Le donne in tutta la Svizzera scioperano in segno di protesta e per reclamare parità dei salari e maggior rispetto, oltre a contestare quello che definiscono il ritmo troppo lento con cui il paese si muove verso l’uguaglianza.
La protesta di oggi arriva a 28 anni di distanza di una simile giornata di mobilitazione nel 1991, nel corso della quale scesero in strada circa mezzo milioni di donne . Fino a quel momento, mai una donna aveva fatto parte del governo svizzero e non era previsto il congedo di maternità.
In Svizzera le donne guadagnano in media il 20% in meno degli uomini, non sono adeguatamente presenti a livello dirigenziale e l’assistenza all’infanzia rimane non solo costosa, ma scarsamente disponibile. Le pensioni svizzere femminili sono inferiori del 37% rispetto agli uomini.
Quella della condizione femminile è una questione ancora insoluta in tutto il mondo ed è drammatica nei paesi non ancora pienamente sviluppati in molti continenti, dove le donne subiscono violenze ed abusi di ogni genere.
Politica Insieme sottolinea la necessità che anche in Italia la donna, costretta a svolgere più mansioni e funzioni, veda riconosciuta l’urgenza di raggiungere una effettiva parità a tutti i livelli, attraverso quegli interventi utili a superare forti disuguaglianze che ancora stridono con il rispetto della dignità umana e il ruolo che essa svolge nella famiglia e nella società.
Al riguardo, nelle linee politiche programmatiche di Politica Insieme si sostiene:
La donna e la necessità di raggiungere un’autentica parità
Tra le questioni della famiglia, ma per molti versi distinta da esse, si colloca anche quella della donna che assume una sua specificità per gli aspetti economici, sociali e culturali che richiama.
Siamo consapevoli che ancora molto resti da fare per giungere ad una piena parità sostanziale.
Le donne subiscono ancora discriminazioni salariali e di ruolo nel mondo del lavoro. A questo deve essere data finalmente una risposta forte sottoponendo ad una verifica particolare tutta la legislazione in materia e con la definizione dei contratti di lavoro e la loro applicazione nel pubblico e nel privato.
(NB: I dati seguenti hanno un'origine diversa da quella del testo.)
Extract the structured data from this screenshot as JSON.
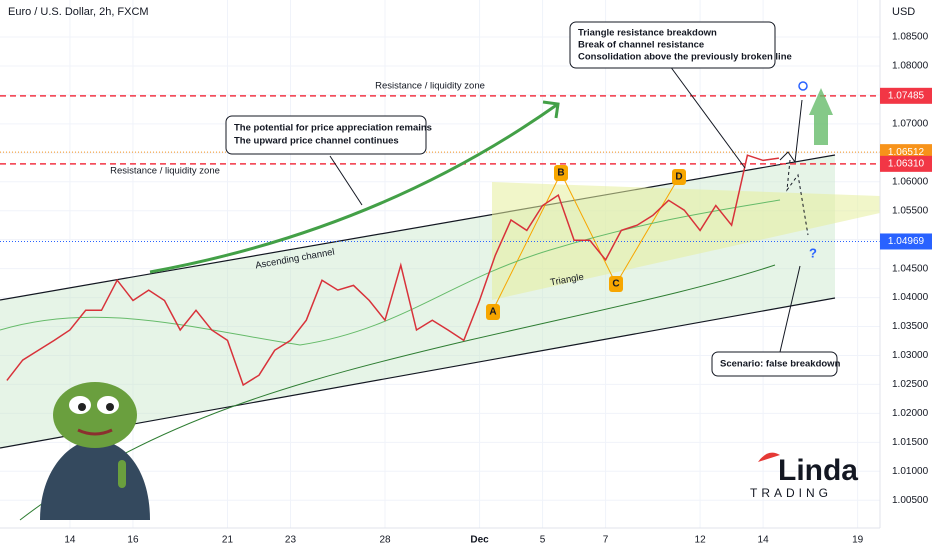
{
  "header": {
    "title": "Euro / U.S. Dollar, 2h, FXCM"
  },
  "chart_data": {
    "type": "line",
    "color": "#d8323a",
    "x": [
      -2,
      -1.5,
      -1,
      -0.5,
      0,
      0.5,
      1,
      1.5,
      2,
      2.5,
      3,
      3.5,
      4,
      4.5,
      5,
      5.5,
      6,
      6.5,
      7,
      7.5,
      8,
      8.5,
      9,
      9.5,
      10,
      10.5,
      11,
      11.5,
      12,
      12.5,
      13,
      13.5,
      14,
      14.5,
      15,
      15.5,
      16,
      16.5,
      17,
      17.5,
      18,
      18.5,
      19,
      19.5,
      20,
      20.5,
      21,
      21.5,
      22,
      22.5
    ],
    "values": [
      1.0257,
      1.0292,
      1.0309,
      1.0326,
      1.0344,
      1.0378,
      1.0378,
      1.043,
      1.0395,
      1.0413,
      1.0395,
      1.0344,
      1.0378,
      1.0344,
      1.0326,
      1.0249,
      1.0266,
      1.0309,
      1.0326,
      1.0361,
      1.043,
      1.0413,
      1.0421,
      1.0395,
      1.0361,
      1.0456,
      1.0344,
      1.0361,
      1.0344,
      1.0326,
      1.0395,
      1.0473,
      1.0534,
      1.0516,
      1.0559,
      1.0577,
      1.0499,
      1.0499,
      1.0465,
      1.0516,
      1.0525,
      1.0542,
      1.0568,
      1.0551,
      1.0516,
      1.0559,
      1.0525,
      1.0646,
      1.0637,
      1.0641
    ],
    "xlim": [
      -2.22,
      25.71
    ],
    "ylim": [
      1.0002,
      1.0914
    ],
    "xticks": [
      {
        "value": 0,
        "label": "14"
      },
      {
        "value": 2,
        "label": "16"
      },
      {
        "value": 5,
        "label": "21"
      },
      {
        "value": 7,
        "label": "23"
      },
      {
        "value": 10,
        "label": "28"
      },
      {
        "value": 13,
        "label": "Dec"
      },
      {
        "value": 15,
        "label": "5"
      },
      {
        "value": 17,
        "label": "7"
      },
      {
        "value": 20,
        "label": "12"
      },
      {
        "value": 22,
        "label": "14"
      },
      {
        "value": 25,
        "label": "19"
      }
    ],
    "yticks": [
      {
        "value": 1.005,
        "label": "1.00500"
      },
      {
        "value": 1.01,
        "label": "1.01000"
      },
      {
        "value": 1.015,
        "label": "1.01500"
      },
      {
        "value": 1.02,
        "label": "1.02000"
      },
      {
        "value": 1.025,
        "label": "1.02500"
      },
      {
        "value": 1.03,
        "label": "1.03000"
      },
      {
        "value": 1.035,
        "label": "1.03500"
      },
      {
        "value": 1.04,
        "label": "1.04000"
      },
      {
        "value": 1.045,
        "label": "1.04500"
      },
      {
        "value": 1.05,
        "label": "1.05000"
      },
      {
        "value": 1.055,
        "label": "1.05500"
      },
      {
        "value": 1.06,
        "label": "1.06000"
      },
      {
        "value": 1.065,
        "label": "1.06500"
      },
      {
        "value": 1.07,
        "label": "1.07000"
      },
      {
        "value": 1.075,
        "label": "1.07500"
      },
      {
        "value": 1.08,
        "label": "1.08000"
      },
      {
        "value": 1.085,
        "label": "1.08500"
      }
    ],
    "y_axis_label": "USD",
    "price_levels": [
      {
        "value": 1.07485,
        "color": "#f23645",
        "dash": true
      },
      {
        "value": 1.06512,
        "color": "#f7931a",
        "dash": false
      },
      {
        "value": 1.0631,
        "label": "1.06310",
        "color": "#f23645",
        "dash": true
      },
      {
        "value": 1.04969,
        "color": "#2962ff",
        "dash": false
      }
    ],
    "annotations": [
      "Resistance / liquidity zone",
      "Resistance / liquidity zone",
      "Ascending channel",
      "Triangle"
    ],
    "callouts": [
      [
        "The potential for price appreciation remains",
        "The upward price channel continues"
      ],
      [
        "Triangle resistance breakdown",
        "Break of channel resistance",
        "Consolidation above the previously broken line"
      ],
      [
        "Scenario: false breakdown"
      ]
    ],
    "pattern_points": [
      "A",
      "B",
      "C",
      "D"
    ],
    "scenario_mark": "?"
  },
  "logo": {
    "name": "Linda",
    "sub": "TRADING"
  }
}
Sulla base del concetto che tutti gli esseri umani ed i cittadini godono degli stessi doveri e diritti, non siamo d’accordo con la facile e riduttiva soluzione delle “ quote rosa” perché dobbiamo puntare, invece, alla completa rimozione dei tanti ostacoli che mettono le donne in condizioni di svantaggio e subalternità in tutti gli ambiti che le riguardano.
Sappiamo che le donne sono continuamente vittime di violenze ed abusi, fisici e morali, molte volte neppure denunciati in modo da far ritenere che casi di sopraffazione e di coercizione siano molto più numerosi di quelli che emergono ufficialmente.
Purtroppo, molto spesso, l’ambito familiare è quello dove si consuma contro le donne una sorta di “ criminalità” strisciante che potremmo definire a “ bassa intensità”, ma non per questo meno odiosa e pesante per quante ne restano vittime.
E’ evidente che non bastano interventi riparatori di mera natura legislativa, spesso concepiti solo in termini retorici e dalla scarsa praticabilità, perché è necessario, invece, a partire dai primi livelli scolastici, far diventare l’educazione al rispetto degli altri, qualunque ne sia il sesso, la religione ed il colore della pelle, uno dei principali compiti del sistema formativo pubblico e paritario. Così, come è necessario operare affinché anche le forze dell’ordine e la Magistratura siano maggiormente attrezzate tecnicamente e culturalmente ad affrontare, anche preventivamente, la violenza sulle donne che appare sempre più come una delle nostre piaghe nazionali.